Muss er denn wirklich schon wieder weg?"

Sharin antwortet nicht darauf sondern öffnet die Tür um mit ihrer Schwester, an der Hand, das Zimmer zum Flur
hinaus verlassen zu können. Beide Mädchen schleichen sich zum Nebenzimmer, so leise wie es ihnen möglich ist.
Die Tür des Nebenzimmers steht offen, eine Kerze brennt auf dem Tisch unter dem Fenster und spiegelt
sich darin wieder.
Ihre liebevolle Mutter sitzt kerzengerade auf dem Bett. Arme und Hände hat sie ausgestreckt,
alles deutet auf eine abwehrende Haltung hin. Ihre Stimme zittert vor Angst, flehend und voller
Gnade winselnd.

"Bitte, lass es uns erneut versuchen...
ich liebe dich, ich würde alles für dich tun!"

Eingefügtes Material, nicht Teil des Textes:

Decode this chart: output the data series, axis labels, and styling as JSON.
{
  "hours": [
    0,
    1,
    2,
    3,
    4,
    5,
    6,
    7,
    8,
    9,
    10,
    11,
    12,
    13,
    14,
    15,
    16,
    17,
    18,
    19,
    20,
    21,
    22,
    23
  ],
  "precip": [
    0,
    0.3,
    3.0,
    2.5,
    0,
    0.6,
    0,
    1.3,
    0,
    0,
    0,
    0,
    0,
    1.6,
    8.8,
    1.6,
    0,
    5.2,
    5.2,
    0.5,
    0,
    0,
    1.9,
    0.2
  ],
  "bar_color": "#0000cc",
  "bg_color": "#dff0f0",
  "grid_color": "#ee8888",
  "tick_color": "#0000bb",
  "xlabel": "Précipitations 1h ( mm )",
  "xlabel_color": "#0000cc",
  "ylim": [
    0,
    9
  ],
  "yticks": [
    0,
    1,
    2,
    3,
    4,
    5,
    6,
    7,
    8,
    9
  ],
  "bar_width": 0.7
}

Nun kommt auch endlich das Bild, welches sich den beiden Kindern darbietet, in dessen Verstand an.
Mit gezogenem Schwert steht der Mann über der Frau. Hält es, mit der Spitze vorran, direkt auf ihre Brust.
Seine Stimme überschallt sogar die restlichen Worte der Mutter...

"Du verfluchtes Weib hast schon genug angerichtet!"

Sharin blickt ungläubig auf das Rückenfell ihres Vaters, unfähig zu sprechen, aus Angst dadurch vielleicht noch alles
schlimmer zu machen.
Ty presst sich eng an die Seite ihrer Schwester, mit wachsender Unruhe verfolgen ihre Augen
das Geschehen in diesem Zimmer.
Der Mann greift mit der freien Klaue nach dem Haarschopf seiner Frau, es dauert nicht einmal solang
wie ein Atemzug...
Er hebt das Schwert, jedoch nur um es kurz darauf mit der Spitze in die Brust der Mutter zu jagen.
Immer tiefer versenkt er die Klinge im Körper der Frau, welche nur für einen kurzen Augenblick
einen erstickenden Schrei los lässt.

"Ich wusste das es ein Fehler war mich mit einem Menschenweib abzugeben.
Die Jahre sind verschwendete Zeit. Elendes Miststück!"

Sharin legt eine Hand auf ihren Mund um nicht laut loszuschreien. Ihre Augen starren voller Entsetzen
auf einen kleinen Fluss aus Blut das sich seinen Weg vom Bett zu Boden bahnt.
Die kleine Ty starrt mit völliger Verwirrung auf das Blut an dem Stahl des Schwertes, welches
der Vater mit einem schmatzendem Geräusch aus der Brust der Frau zieht und
nun schlaff in der Klaue an seiner Seite hängen lässt.
Die Augen des kleinen Mondgesichtes werden blass, verlieren ihren ursprünglichen Glanz.
Abwechselnd springt ihr Blick von der toten Mutter zum Schwert... Vater.. und wieder zurück.
Langsam und voller Fragen erfüllt kommen ihr die Worte unbewusst über die Lippen...

"Mama... ?"

Ruckartig dreht der Mann sich zur Tür, lässt mit der Klaue den Haarschopf der Frau los, welche nun einfach
leblos zur Seite wegkippt.
Diese Augen...
Ein blutrotes Leuchten...
Gefährlicher als alles was Ty jemals gesehen hat.
Sie graben sich tief in ihre kleine Seele...
Starren sie wie gebannt an, gefangen in einem Meer aus Blut und Hass.
Sie ist so gefesselt das sie nichtmal bemerkt wie Sharin an ihrem Arm zieht, sie von der Stelle wegzerren will.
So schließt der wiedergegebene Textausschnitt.